I installed OS X Mavericks on my MacBook Air Wednesday, and now I can no longer use my Google-hosted work e-mail account in my laptop’s copy of Apple’s Mail–an undocumented change in how that client treats Google IMAP accounts has made them borderline unusable, at least if you want to move a message out of your inbox.
(Thanks, Apple! Really, you shouldn’t have.)
My complaint about this issue yielded the responses I should have expected: Why not just use only Web-mail? That’s a fair question. Here are a few reasons why I’d rather not:
Offline access. Google does provide a capable offline app for Gmail, and I use it all the time–but its Chrome-only Gmail Offline can only download the last month’s worth of mail. To find anything older, I need to get back online. It’s also easier to take my e-mail to another host if all my old messages are already synced to my hard drive.

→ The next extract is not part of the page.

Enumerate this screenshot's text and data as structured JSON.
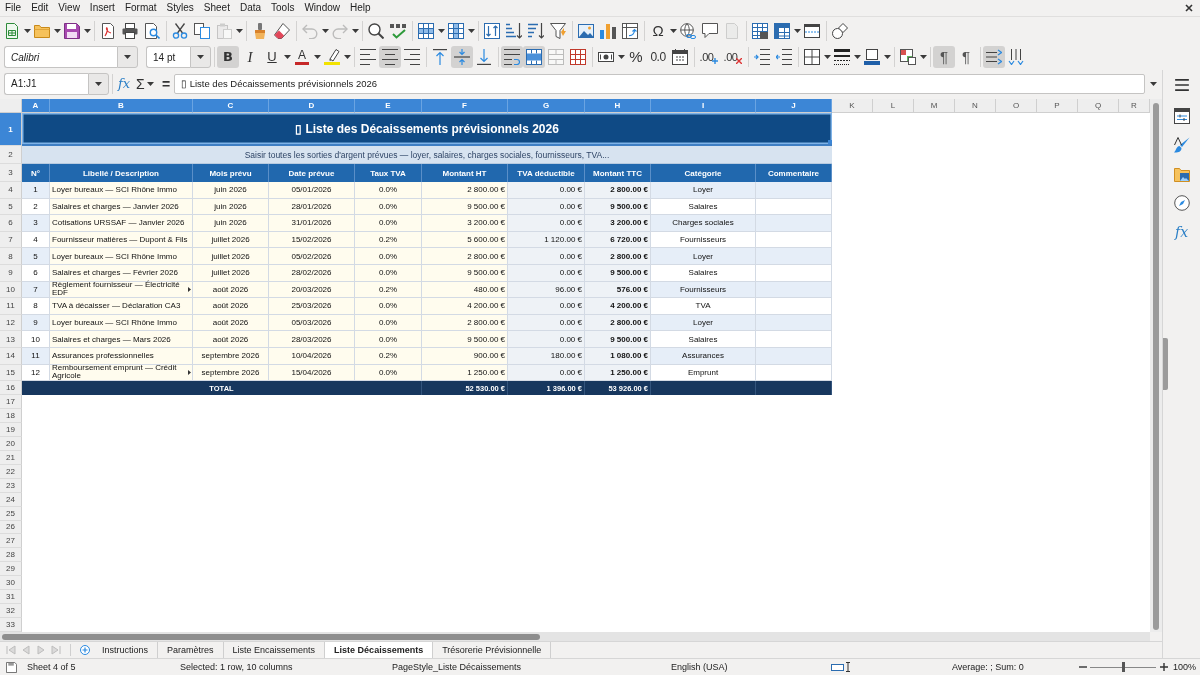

A separate tool for a separate task. Because a mail client has its own interactive Dock or taskbar button, it can show in real time how many messages have arrived–and can’t get overlooked among 20 other open browser tabs. And without ads or a browser toolbar that doesn’t help with mail management, I can see more of my mail.
Message management. It takes fewer clicks to select a batch of messages and move them to another folder–especially if they’re not contiguous–in a local mail client than in Gmail’s standard interface, much less the simpler Gmail Offline.
Quick Look. If somebody sends me a Word, PDF or some kind of complex document, I can get an instant preview of it by selecting the document and hitting the space bar, courtesy of OS X’s Quick Look feature. In Gmail, I have to wait for the file to download and preview in a separate window.
Better calendar integration. Both Gmail and Mail can create a new calendar event if they see a date or time in a message, but Gmail insists on adding that to your default Google calendar. Mail allows you to add it to the calendar of your choice.
Individually, these are little differences, but they add up. And while a better Web-mail system could address them all someday, I can have these things on my checklist today with a functioning client running on my Mac. It’s too bad Apple chose to break its own.
So do I now switch to something like Postbox or Airmail–or do I get around Google’s wonky implementation of IMAP entirely by switching to, say, Microsoft’s newly IMAP-comaptible Outlook.com? That’s a topic for another post. But I welcome your input in the comments.